Canada is now expected to see slightly lower growth in 2025 and 2026, and a more optimistic outlook on Canadian gross domestic product (GDP) growth in 2024 is met with some skepticism from CAD traders. Canada’s Finance Minister Chrystia Freeland resigned from her position early Monday, sending the government’s FES release into a spiral as investors scrambled to figure out who would deliver the report.

Market Drivers: CAD Continues to Suffer Near Five-Year Lows

  • The Canadian Dollar retreated to start the new trading week, pushing the US Dollar above 1.4250 against the CAD for the first time since April 2020.
  • The CAD is approaching a 2% drop against the USD in December alone.
  • BoC Governor Macklem notes that Canada’s lagging growth could save the BoC from a prolonged fight against inflation.
  • According to the Canadian government’s latest FES, Canadian GDP is expected to reach 1.3% in 2024, compared to the previous forecast of 0.7% set in April.
  • The GDP growth forecast for 2025 has been revised downwards to 1.7% from 1.9% previously, and 2026 growth is expected to decline to 2.1% from 2.2% previously.
  • Canada’s federal deficit is now expected to widen to C$42.2 billion, compared to April’s initial forecast of C$38.9 billion.

Canadian Dollar Price Forecast

The recent decline in the Canadian Dollar has propelled USD/CAD to new multi-year highs, with the pair testing 1.4275 on Monday. USD/CAD has closed higher on a weekly basis in all but two of the last ten consecutive weeks.

CAD technical chart bulls will look for a bearish reversal on the USD/CAD chart as the near-term price action is well ahead of the 50-day EMA, which is rising towards 1.4000. A long-term sideways move is revealed on the monthly candles, but a bullish run in the Dollar flows makes accumulating short USD/CAD positions a dangerous undertaking.

USD/CAD Daily Chart

The Canadian Dollar FAQs


The key factors that determine the price of the Canadian Dollar (CAD) are the level of interest rates set by the Bank of Canada (BoC), the price of oil, Canada’s main export product, the health of its economy, inflation and the trade balance, which is the difference between the value of Canadian exports and its imports. Other factors are market confidence, that is, whether investors bet on riskier assets (risk-on) or look for safe assets (risk-off), with the risk-on being positive for the CAD. As its largest trading partner, the health of the US economy is also a key factor influencing the Canadian dollar.

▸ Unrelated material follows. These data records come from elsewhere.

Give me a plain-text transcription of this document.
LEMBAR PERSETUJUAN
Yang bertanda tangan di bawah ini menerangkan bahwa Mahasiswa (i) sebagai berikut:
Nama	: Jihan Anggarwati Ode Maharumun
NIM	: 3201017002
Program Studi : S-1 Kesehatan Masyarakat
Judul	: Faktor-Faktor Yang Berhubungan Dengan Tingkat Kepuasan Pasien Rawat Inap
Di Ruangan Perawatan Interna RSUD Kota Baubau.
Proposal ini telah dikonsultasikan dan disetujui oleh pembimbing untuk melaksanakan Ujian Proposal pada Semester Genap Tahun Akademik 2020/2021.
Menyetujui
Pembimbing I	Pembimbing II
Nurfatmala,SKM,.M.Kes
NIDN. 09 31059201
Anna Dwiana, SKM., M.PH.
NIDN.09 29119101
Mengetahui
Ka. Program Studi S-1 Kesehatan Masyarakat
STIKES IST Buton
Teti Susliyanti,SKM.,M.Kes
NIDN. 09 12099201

The Bank of Canada (BoC) exerts significant influence over the Canadian Dollar by setting the level of interest rates that banks can lend to each other. This influences the level of interest rates for everyone. The BoC’s main objective is to keep inflation between 1% and 3% by adjusting interest rates up or down. Relatively high interest rates are usually positive for the CAD. The Bank of Canada can also use quantitative easing and tightening to influence credit conditions, with the former being negative for the CAD and the latter being positive for the CAD.


The price of oil is a key factor influencing the value of the Canadian Dollar. Oil is Canada’s largest export, so the price of oil tends to have an immediate impact on the value of the CAD. Generally, if the price of oil rises, the CAD also rises, as aggregate demand for the currency increases. The opposite occurs if the price of oil falls. Higher oil prices also tend to lead to a higher probability of a positive trade balance, which also supports the CAD.

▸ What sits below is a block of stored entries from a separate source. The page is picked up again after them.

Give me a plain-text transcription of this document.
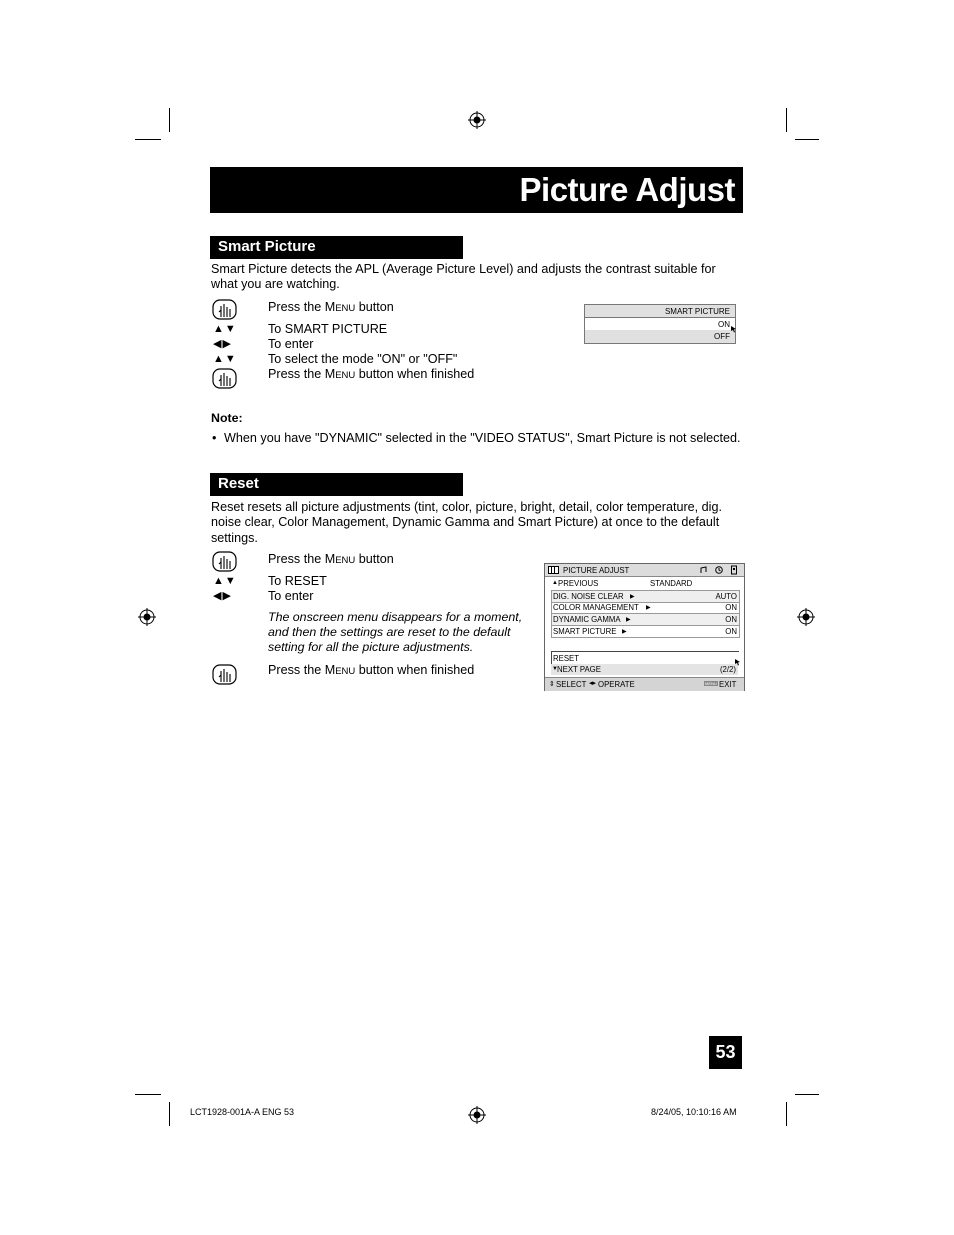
Picture Adjust
Smart Picture
Smart Picture detects the APL (Average Picture Level) and adjusts the contrast suitable for what you are watching.
Press the MENU button
▲▼ To SMART PICTURE
◀▶	To enter
▲▼ To select the mode "ON" or "OFF"
Press the MENU button when finished
SMART PICTURE
ON
OFF
Note:
• When you have "DYNAMIC" selected in the "VIDEO STATUS", Smart Picture is not selected.
Reset
Reset resets all picture adjustments (tint, color, picture, bright, detail, color temperature, dig. noise clear, Color Management, Dynamic Gamma and Smart Picture) at once to the default settings.
Press the MENU button
▲▼ To RESET
◀▶	To enter
The onscreen menu disappears for a moment, and then the settings are reset to the default setting for all the picture adjustments.
Press the MENU button when finished
PICTURE ADJUST
▲ PREVIOUS	STANDARD
DIG. NOISE CLEAR ▶	AUTO
COLOR MANAGEMENT ▶	ON
DYNAMIC GAMMA ▶	ON
SMART PICTURE ▶	ON
RESET
▼ NEXT PAGE	(2/2)
⇕ SELECT ◂▸ OPERATE	MENU EXIT
53
LCT1928-001A-A ENG 53	8/24/05, 10:10:16 AM
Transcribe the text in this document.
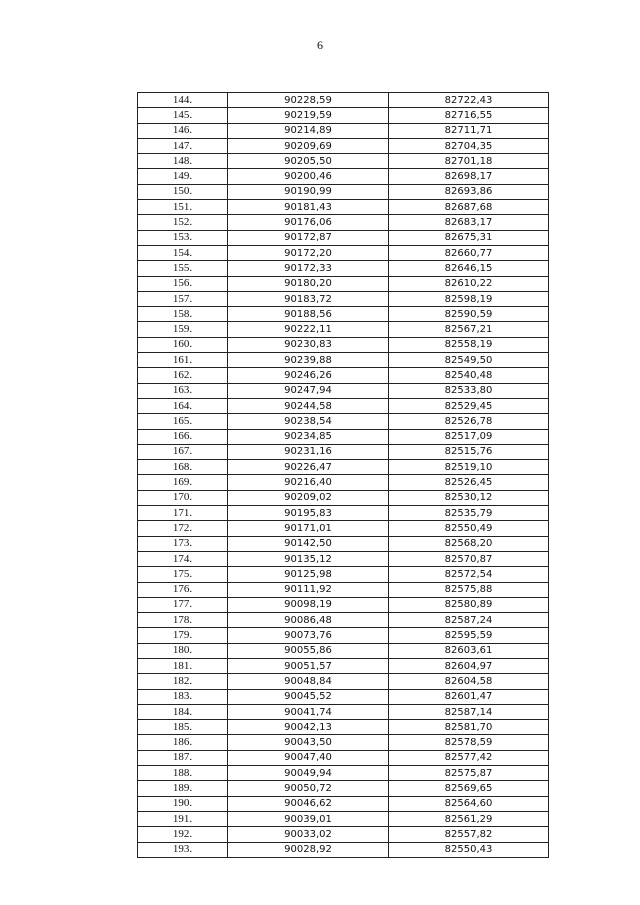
6
144.	90228,59	82722,43
145.	90219,59	82716,55
146.	90214,89	82711,71
147.	90209,69	82704,35
148.	90205,50	82701,18
149.	90200,46	82698,17
150.	90190,99	82693,86
151.	90181,43	82687,68
152.	90176,06	82683,17
153.	90172,87	82675,31
154.	90172,20	82660,77
155.	90172,33	82646,15
156.	90180,20	82610,22
157.	90183,72	82598,19
158.	90188,56	82590,59
159.	90222,11	82567,21
160.	90230,83	82558,19
161.	90239,88	82549,50
162.	90246,26	82540,48
163.	90247,94	82533,80
164.	90244,58	82529,45
165.	90238,54	82526,78
166.	90234,85	82517,09
167.	90231,16	82515,76
168.	90226,47	82519,10
169.	90216,40	82526,45
170.	90209,02	82530,12
171.	90195,83	82535,79
172.	90171,01	82550,49
173.	90142,50	82568,20
174.	90135,12	82570,87
175.	90125,98	82572,54
176.	90111,92	82575,88
177.	90098,19	82580,89
178.	90086,48	82587,24
179.	90073,76	82595,59
180.	90055,86	82603,61
181.	90051,57	82604,97
182.	90048,84	82604,58
183.	90045,52	82601,47
184.	90041,74	82587,14
185.	90042,13	82581,70
186.	90043,50	82578,59
187.	90047,40	82577,42
188.	90049,94	82575,87
189.	90050,72	82569,65
190.	90046,62	82564,60
191.	90039,01	82561,29
192.	90033,02	82557,82
193.	90028,92	82550,43
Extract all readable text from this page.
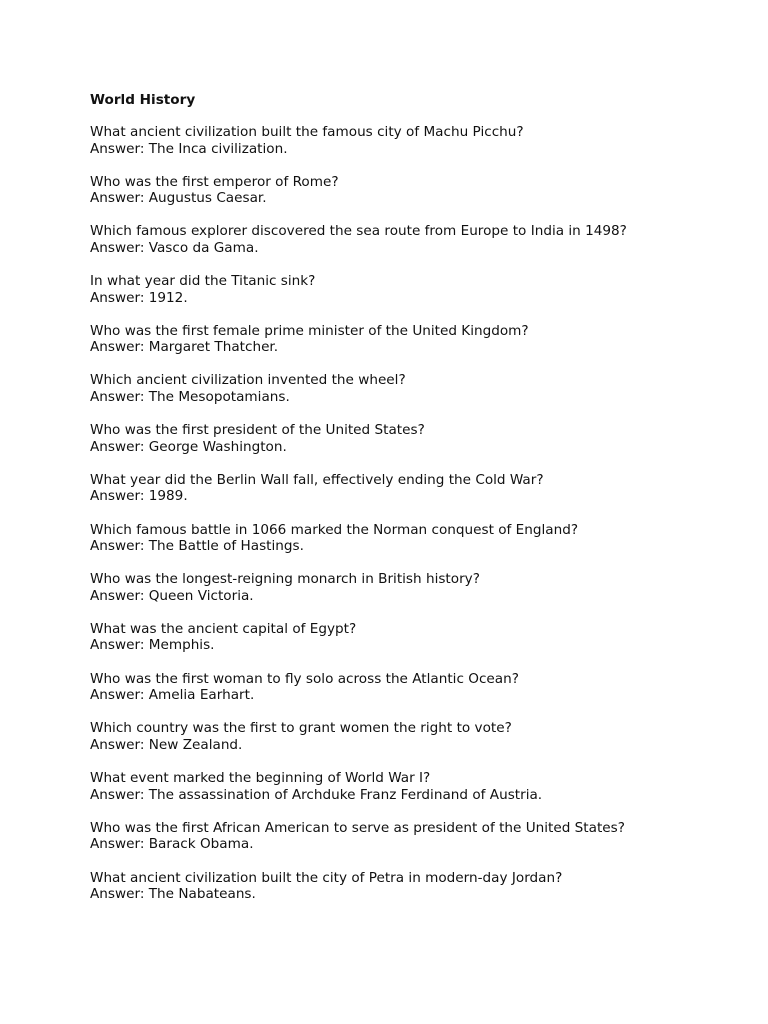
World History
What ancient civilization built the famous city of Machu Picchu?
Answer: The Inca civilization.
Who was the first emperor of Rome?
Answer: Augustus Caesar.
Which famous explorer discovered the sea route from Europe to India in 1498?
Answer: Vasco da Gama.
In what year did the Titanic sink?
Answer: 1912.
Who was the first female prime minister of the United Kingdom?
Answer: Margaret Thatcher.
Which ancient civilization invented the wheel?
Answer: The Mesopotamians.
Who was the first president of the United States?
Answer: George Washington.
What year did the Berlin Wall fall, effectively ending the Cold War?
Answer: 1989.
Which famous battle in 1066 marked the Norman conquest of England?
Answer: The Battle of Hastings.
Who was the longest-reigning monarch in British history?
Answer: Queen Victoria.
What was the ancient capital of Egypt?
Answer: Memphis.
Who was the first woman to fly solo across the Atlantic Ocean?
Answer: Amelia Earhart.
Which country was the first to grant women the right to vote?
Answer: New Zealand.
What event marked the beginning of World War I?
Answer: The assassination of Archduke Franz Ferdinand of Austria.
Who was the first African American to serve as president of the United States?
Answer: Barack Obama.
What ancient civilization built the city of Petra in modern-day Jordan?
Answer: The Nabateans.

Although inflation has traditionally always been considered a negative factor for a currency, as it reduces the value of money, the opposite has actually happened in modern times, with the relaxation of cross-border capital controls. Higher inflation often leads central banks to raise interest rates, attracting more capital inflows from global investors looking for a lucrative place to store their money. This increases the demand for the local currency, which in the case of Canada is the Canadian Dollar.

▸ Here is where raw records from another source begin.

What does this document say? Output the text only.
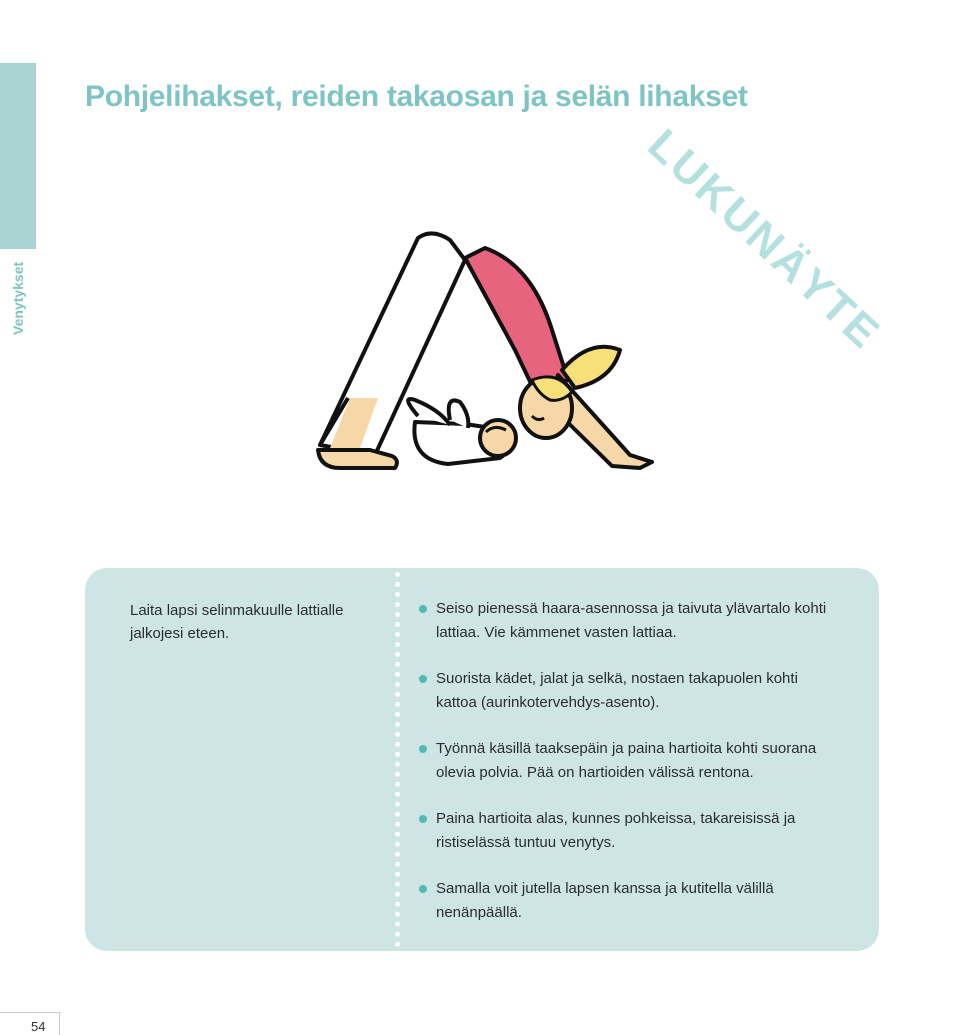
Venytykset
Pohjelihakset, reiden takaosan ja selän lihakset
LUKUNÄYTE
Laita lapsi selinmakuulle lattialle jalkojesi eteen.
Seiso pienessä haara-asennossa ja taivuta ylävartalo kohti lattiaa. Vie kämmenet vasten lattiaa.
Suorista kädet, jalat ja selkä, nostaen takapuolen kohti kattoa (aurinkotervehdys-asento).
Työnnä käsillä taaksepäin ja paina hartioita kohti suorana olevia polvia. Pää on hartioiden välissä rentona.
Paina hartioita alas, kunnes pohkeissa, takareisissä ja ristiselässä tuntuu venytys.
Samalla voit jutella lapsen kanssa ja kutitella välillä nenänpäällä.
54
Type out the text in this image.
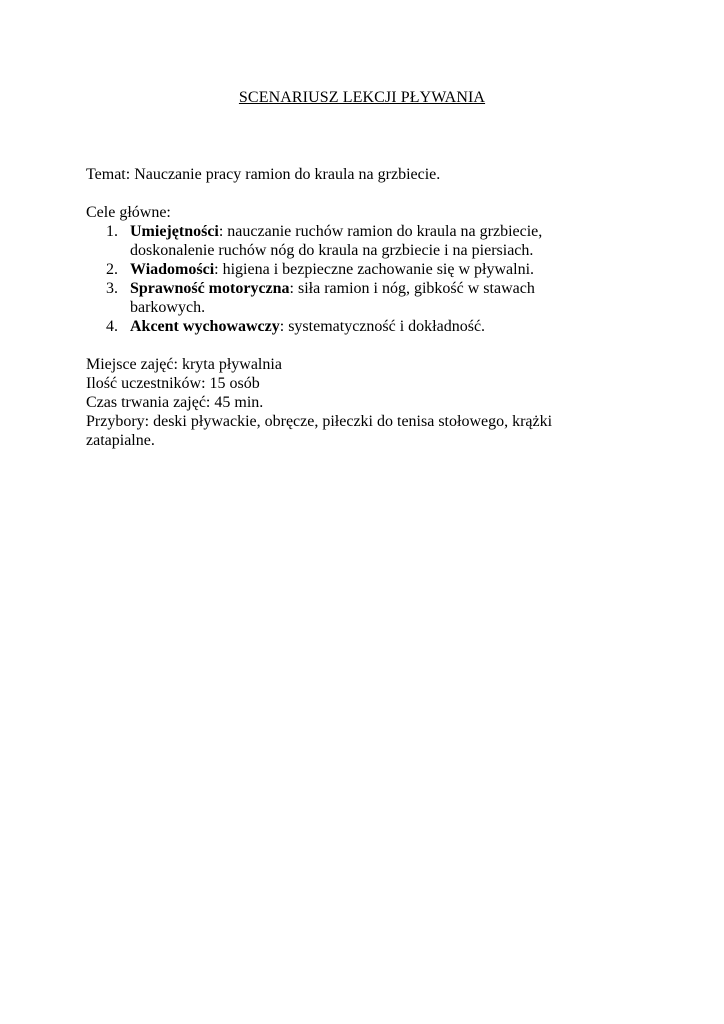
SCENARIUSZ LEKCJI PŁYWANIA

Temat: Nauczanie pracy ramion do kraula na grzbiecie.

Cele główne:

1. Umiejętności: nauczanie ruchów ramion do kraula na grzbiecie,
doskonalenie ruchów nóg do kraula na grzbiecie i na piersiach.
2. Wiadomości: higiena i bezpieczne zachowanie się w pływalni.
3. Sprawność motoryczna: siła ramion i nóg, gibkość w stawach
barkowych.
4. Akcent wychowawczy: systematyczność i dokładność.

Miejsce zajęć: kryta pływalnia

Ilość uczestników: 15 osób

Czas trwania zajęć: 45 min.

Przybory: deski pływackie, obręcze, piłeczki do tenisa stołowego, krążki

zatapialne.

The published macroeconomic data measures the health of the economy and may have an impact on the Canadian dollar. Indicators such as GDP, manufacturing and services PMIs, employment and consumer confidence surveys can influence the direction of the CAD. A strong economy is good for the Canadian dollar. Not only does it attract more foreign investment, but it may encourage the Bank of Canada to raise interest rates, resulting in a stronger currency. However, if economic data is weak, the CAD is likely to fall.